On February 16, 2018, Alkarama and Human Rights Guardians submitted four more cases of individuals who disappeared following their arrests at checkpoints in Syria to the United Nations Working Group on Enforced or Involuntary Disappearances (WGEID).

Brothers-in-law Ahmad Haj-Bakri and Mohamad Tabanja, as well as Mohammad Shakra and Ahmad Zanbelkji have remained missing since their abductions at checkpoints in both the Latakia governorate – the government's northwest stronghold – and the Rif Dimashq governorate between 2012 and 2013.

In Syria, enforced disappearances are used systematically as a weapon of war.
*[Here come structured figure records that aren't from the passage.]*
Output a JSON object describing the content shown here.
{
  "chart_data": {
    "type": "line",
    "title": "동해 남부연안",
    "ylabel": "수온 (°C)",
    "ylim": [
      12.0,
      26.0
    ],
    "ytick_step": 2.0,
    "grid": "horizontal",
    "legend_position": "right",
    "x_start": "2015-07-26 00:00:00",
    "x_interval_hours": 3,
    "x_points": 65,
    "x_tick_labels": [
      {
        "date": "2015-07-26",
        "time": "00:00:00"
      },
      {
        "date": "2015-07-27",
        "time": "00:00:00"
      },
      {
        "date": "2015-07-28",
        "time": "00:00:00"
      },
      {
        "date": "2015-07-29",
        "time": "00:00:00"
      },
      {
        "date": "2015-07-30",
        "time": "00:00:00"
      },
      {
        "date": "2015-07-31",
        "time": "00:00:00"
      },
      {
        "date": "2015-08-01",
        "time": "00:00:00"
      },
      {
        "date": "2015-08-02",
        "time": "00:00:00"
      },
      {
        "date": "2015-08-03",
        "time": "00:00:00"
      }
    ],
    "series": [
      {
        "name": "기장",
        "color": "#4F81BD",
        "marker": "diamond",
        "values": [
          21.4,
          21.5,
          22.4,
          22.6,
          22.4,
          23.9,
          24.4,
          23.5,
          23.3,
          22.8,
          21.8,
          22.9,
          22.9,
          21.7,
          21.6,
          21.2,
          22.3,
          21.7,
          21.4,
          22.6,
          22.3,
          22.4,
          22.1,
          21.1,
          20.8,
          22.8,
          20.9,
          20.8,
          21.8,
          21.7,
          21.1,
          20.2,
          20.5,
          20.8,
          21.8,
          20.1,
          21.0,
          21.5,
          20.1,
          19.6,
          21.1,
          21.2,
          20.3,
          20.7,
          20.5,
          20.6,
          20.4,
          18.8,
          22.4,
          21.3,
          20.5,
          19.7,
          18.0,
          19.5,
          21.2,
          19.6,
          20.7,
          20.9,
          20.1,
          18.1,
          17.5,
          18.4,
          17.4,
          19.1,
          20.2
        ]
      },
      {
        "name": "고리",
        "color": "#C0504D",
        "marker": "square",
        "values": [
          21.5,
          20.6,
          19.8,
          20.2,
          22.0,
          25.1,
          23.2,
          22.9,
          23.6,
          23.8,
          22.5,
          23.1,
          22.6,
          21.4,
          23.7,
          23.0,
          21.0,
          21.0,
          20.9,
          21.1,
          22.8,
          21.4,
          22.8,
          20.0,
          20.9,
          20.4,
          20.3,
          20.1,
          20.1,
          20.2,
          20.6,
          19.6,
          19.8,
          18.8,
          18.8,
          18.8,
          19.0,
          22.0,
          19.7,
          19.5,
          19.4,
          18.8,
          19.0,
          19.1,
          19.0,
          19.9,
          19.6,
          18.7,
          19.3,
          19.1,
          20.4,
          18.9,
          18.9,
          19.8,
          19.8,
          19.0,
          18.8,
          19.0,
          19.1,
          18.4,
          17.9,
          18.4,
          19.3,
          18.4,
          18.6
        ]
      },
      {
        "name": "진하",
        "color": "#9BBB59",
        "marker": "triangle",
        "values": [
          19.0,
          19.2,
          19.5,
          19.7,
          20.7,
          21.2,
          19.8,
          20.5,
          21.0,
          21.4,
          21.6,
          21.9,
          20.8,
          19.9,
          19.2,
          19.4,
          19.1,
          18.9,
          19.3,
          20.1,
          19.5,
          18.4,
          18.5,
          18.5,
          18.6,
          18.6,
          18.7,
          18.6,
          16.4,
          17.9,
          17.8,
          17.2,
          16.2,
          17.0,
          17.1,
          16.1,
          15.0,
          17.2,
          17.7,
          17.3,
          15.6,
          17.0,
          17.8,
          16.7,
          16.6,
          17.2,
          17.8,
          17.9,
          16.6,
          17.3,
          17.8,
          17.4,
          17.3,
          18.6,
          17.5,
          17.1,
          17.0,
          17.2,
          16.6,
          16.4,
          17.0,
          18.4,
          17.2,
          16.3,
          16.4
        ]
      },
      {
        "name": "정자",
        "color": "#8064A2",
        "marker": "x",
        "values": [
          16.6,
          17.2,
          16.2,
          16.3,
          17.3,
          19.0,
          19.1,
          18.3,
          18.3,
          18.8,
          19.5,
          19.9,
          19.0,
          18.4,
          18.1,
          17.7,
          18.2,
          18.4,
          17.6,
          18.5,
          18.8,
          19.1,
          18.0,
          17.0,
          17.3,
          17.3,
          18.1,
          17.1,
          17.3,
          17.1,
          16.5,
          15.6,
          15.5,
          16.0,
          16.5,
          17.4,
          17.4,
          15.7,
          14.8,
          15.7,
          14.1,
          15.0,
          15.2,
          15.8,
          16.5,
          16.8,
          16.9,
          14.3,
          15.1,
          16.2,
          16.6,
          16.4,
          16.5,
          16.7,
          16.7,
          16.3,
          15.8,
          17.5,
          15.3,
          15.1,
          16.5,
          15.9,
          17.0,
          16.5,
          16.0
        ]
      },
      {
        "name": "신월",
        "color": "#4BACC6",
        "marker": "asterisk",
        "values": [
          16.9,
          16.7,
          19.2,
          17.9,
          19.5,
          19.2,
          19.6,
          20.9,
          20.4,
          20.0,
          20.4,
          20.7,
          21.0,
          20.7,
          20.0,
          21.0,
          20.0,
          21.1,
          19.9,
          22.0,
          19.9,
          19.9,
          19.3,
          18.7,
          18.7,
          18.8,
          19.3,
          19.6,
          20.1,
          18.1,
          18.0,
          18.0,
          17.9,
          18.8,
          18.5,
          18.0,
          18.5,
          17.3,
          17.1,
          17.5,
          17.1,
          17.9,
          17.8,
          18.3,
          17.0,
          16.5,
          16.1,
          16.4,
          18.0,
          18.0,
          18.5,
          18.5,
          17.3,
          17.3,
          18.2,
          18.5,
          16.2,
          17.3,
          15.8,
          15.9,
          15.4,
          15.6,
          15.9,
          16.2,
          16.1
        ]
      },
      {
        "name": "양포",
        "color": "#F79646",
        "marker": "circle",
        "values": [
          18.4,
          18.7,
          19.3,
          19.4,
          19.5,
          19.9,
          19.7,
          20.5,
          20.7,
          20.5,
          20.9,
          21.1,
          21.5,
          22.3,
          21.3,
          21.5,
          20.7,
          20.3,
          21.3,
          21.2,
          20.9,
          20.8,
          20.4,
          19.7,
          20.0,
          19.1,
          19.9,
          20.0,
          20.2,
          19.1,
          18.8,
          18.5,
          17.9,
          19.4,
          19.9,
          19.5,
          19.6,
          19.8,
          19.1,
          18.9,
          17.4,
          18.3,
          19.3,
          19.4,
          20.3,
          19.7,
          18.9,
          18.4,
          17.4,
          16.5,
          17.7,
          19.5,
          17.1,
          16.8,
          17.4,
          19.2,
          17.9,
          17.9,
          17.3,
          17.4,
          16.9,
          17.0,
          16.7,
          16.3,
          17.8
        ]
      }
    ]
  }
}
Since the escalation of fighting between the Assad regime forces and rebel groups, checkpoints have become the location of regular abductions and enforced disappearances carried out by soldiers, intelligence officers and militiamen.

On June 3, 2012, 33-year-old Ahmad Haj-Bakri and his brother-in-law, 36-year-old Mohamad Tabanja, both of whom worked as labourers, were stopped at a checkpoint under the control of the Military Intelligence while in a shared taxi on its way to Latakia industrial city. The officers arrested all passengers travelling in the vehicle, and Haj-Bakri and Tabanja were both taken to an unknown location while their family was left without any information on their fate and whereabouts.

In a similar case, Mohammad Shakra, a 34-year-old tile setter, was driving to Latakia with his two brothers-in-law and their wives on July 1, 2012. After reaching a checkpoint run by members of the Military Intelligence at the entrance of the village of Demsarkho, north of Latakia, the three men were arrested. The family did not lodge any complaints out of fear of reprisals.

As for Ahmad Zanbelkji, a 33-year-old taxi driver, he was abducted by the Syrian army at a checkpoint at the entrance of Yabrud – a city located halfway between Homs and Damascus – and taken to an unknown location. His wife enquired about his whereabouts at the military police station in Qabun, where officers told her that they were not permitted to tell her where her husband was detained.

Concerned over the fate and physical integrity of the four men, Alkarama and the Human Rights Guardians sought the intervention of the WGEID in order to shed light on the circumstances surrounding their disappearances.